There’s a map which maps values for this sum with base indexes on the tileset as follows:

POWER_MAP.put(128, 1);
POWER_MAP.put(224, 2);
POWER_MAP.put(32, 3);
POWER_MAP.put(148, 4);
POWER_MAP.put(41, 5);
POWER_MAP.put(4, 6);
POWER_MAP.put(7, 7);
POWER_MAP.put(1, 8);
POWER_MAP.put(47, 9);
POWER_MAP.put(151, 10);
POWER_MAP.put(233, 11);
POWER_MAP.put(244, 12);
POWER_MAP.put(239, 13);
POWER_MAP.put(191, 14);
POWER_MAP.put(247, 15);
POWER_MAP.put(253, 16);
POWER_MAP.put(255, 17);
POWER_MAP.put(5, 18);
POWER_MAP.put(132, 19);
POWER_MAP.put(160, 20);
POWER_MAP.put(33, 21);

 

beaches

Additionally, there are three variations for the beachfronts, what set to use is determined by using a hash function over the location of the cell on the world.

I also cleaned up the UI removing redundant info, changing the font for something more readable and relaying out everything to avoid wasted screen space. In the end I decided to support only the “Denzi” 32×32 tileset, which looked pretty good when I added the “beaches” and resized the viewport to 600×450.
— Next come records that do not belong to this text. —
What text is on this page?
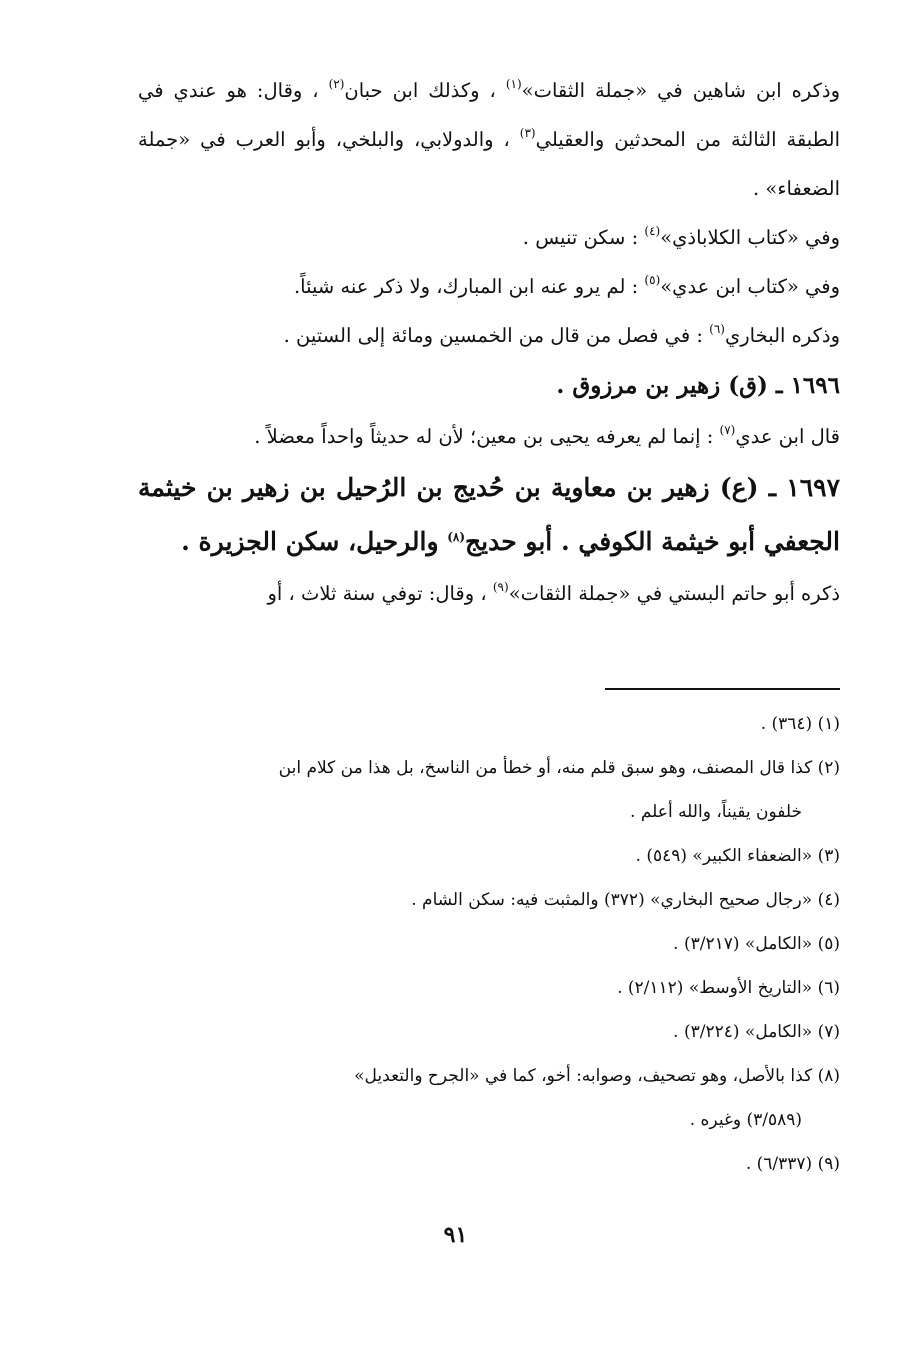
وذكره ابن شاهين في «جملة الثقات»$^{(١)}$ ، وكذلك ابن حبان$^{(٢)}$ ، وقال: هو عندي في الطبقة الثالثة من المحدثين والعقيلي$^{(٣)}$ ، والدولابي، والبلخي، وأبو العرب في «جملة الضعفاء» .

وفي «كتاب الكلاباذي»$^{(٤)}$ : سكن تنيس .

وفي «كتاب ابن عدي»$^{(٥)}$ : لم يرو عنه ابن المبارك، ولا ذكر عنه شيئاً.

وذكره البخاري$^{(٦)}$ : في فصل من قال من الخمسين ومائة إلى الستين .

١٦٩٦ ـ (ق) زهير بن مرزوق .

قال ابن عدي$^{(٧)}$ : إنما لم يعرفه يحيى بن معين؛ لأن له حديثاً واحداً معضلاً .

١٦٩٧ ـ (ع) زهير بن معاوية بن حُديج بن الرُحيل بن زهير بن خيثمة الجعفي أبو خيثمة الكوفي . أبو حديج$^{(٨)}$ والرحيل، سكن الجزيرة .

ذكره أبو حاتم البستي في «جملة الثقات»$^{(٩)}$ ، وقال: توفي سنة ثلاث ، أو

(١) (٣٦٤) .

(٢) كذا قال المصنف، وهو سبق قلم منه، أو خطأ من الناسخ، بل هذا من كلام ابن

خلفون يقيناً، والله أعلم .

(٣) «الضعفاء الكبير» (٥٤٩) .

(٤) «رجال صحيح البخاري» (٣٧٢) والمثبت فيه: سكن الشام .

(٥) «الكامل» (٣/٢١٧) .

(٦) «التاريخ الأوسط» (٢/١١٢) .

(٧) «الكامل» (٣/٢٢٤) .

(٨) كذا بالأصل، وهو تصحيف، وصوابه: أخو، كما في «الجرح والتعديل»

(٣/٥٨٩) وغيره .

(٩) (٦/٣٣٧) .

٩١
I also worked on trying to add a full screen mode to the game. So far I have had partial success on this, I was able to scale part of the game but the engine works by having two layers: one where graphics are drawn (which I could successfully scale) and another one with UI components based on Swing which I think will be too hard to work with. I also found out the current way of finding the screen dimensions is troublesome on dual screens or scenarios where there are system menus taking part of the screen (although I think this could be fixed by using actual window measures instead of display size)

scaling

This is a hard one… I’m thinking on ditching fullscreen and make it work just windowed, although I recall some experiments on CastlevaniaRL back on… 2004-2005? which made full screen work without manually scaling (and which scaled Swing components as well)… I’ll have to dig a bit on it and see how it works in modern machines.
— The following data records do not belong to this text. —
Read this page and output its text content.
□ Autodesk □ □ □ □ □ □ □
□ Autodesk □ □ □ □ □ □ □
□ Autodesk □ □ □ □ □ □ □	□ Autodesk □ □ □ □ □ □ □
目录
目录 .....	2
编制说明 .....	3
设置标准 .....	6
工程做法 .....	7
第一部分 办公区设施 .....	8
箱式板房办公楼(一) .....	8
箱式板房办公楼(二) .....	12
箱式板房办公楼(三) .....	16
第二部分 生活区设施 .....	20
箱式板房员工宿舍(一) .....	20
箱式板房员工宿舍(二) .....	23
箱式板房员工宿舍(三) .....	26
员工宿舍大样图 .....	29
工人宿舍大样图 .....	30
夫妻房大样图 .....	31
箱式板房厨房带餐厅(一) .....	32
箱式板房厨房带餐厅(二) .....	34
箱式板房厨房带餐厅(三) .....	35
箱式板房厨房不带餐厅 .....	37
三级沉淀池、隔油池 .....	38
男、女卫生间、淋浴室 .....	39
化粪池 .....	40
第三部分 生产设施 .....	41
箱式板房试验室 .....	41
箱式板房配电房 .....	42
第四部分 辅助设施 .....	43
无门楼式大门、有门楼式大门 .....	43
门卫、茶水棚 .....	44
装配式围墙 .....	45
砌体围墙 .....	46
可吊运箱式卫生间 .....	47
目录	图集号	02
I’m planning for a release of this in around 2 weeks.

Game 2: Restarting work on the full version of Expedition

Expedition will play and look a little bit like a RTS, with miniature AI-controller units (and probably lots of them in some scenarios), following the player around an infinitely large world where Exploration is the main concern. It will NOT be a RTS, you will have direct control only over a single unit, and the game won’t focus on finding and exploiting resources on the world, nor placing building strategically or even tactical battles. In a sense it will be more of a toy, a miniature world you can explore with your miniature explorers.

expeditionMockup
Some initial ideas for the game, although my current vision would be a bit different with smaller looking units and a different art style.

Player created content will be a huge part of it, it will include an editor where players can build their own scenarios and worlds, themed in their favorite series or historical events.

It will feature seedable procedural world generation and most of the features defined in the current roadmap (which will soon be updated to remove some things that defintively won’t go)

Given these requirements, I am still not sure if Phaser is the way to go… I’m considering using Unity for it, but that’s a choice that may still wait for a bit.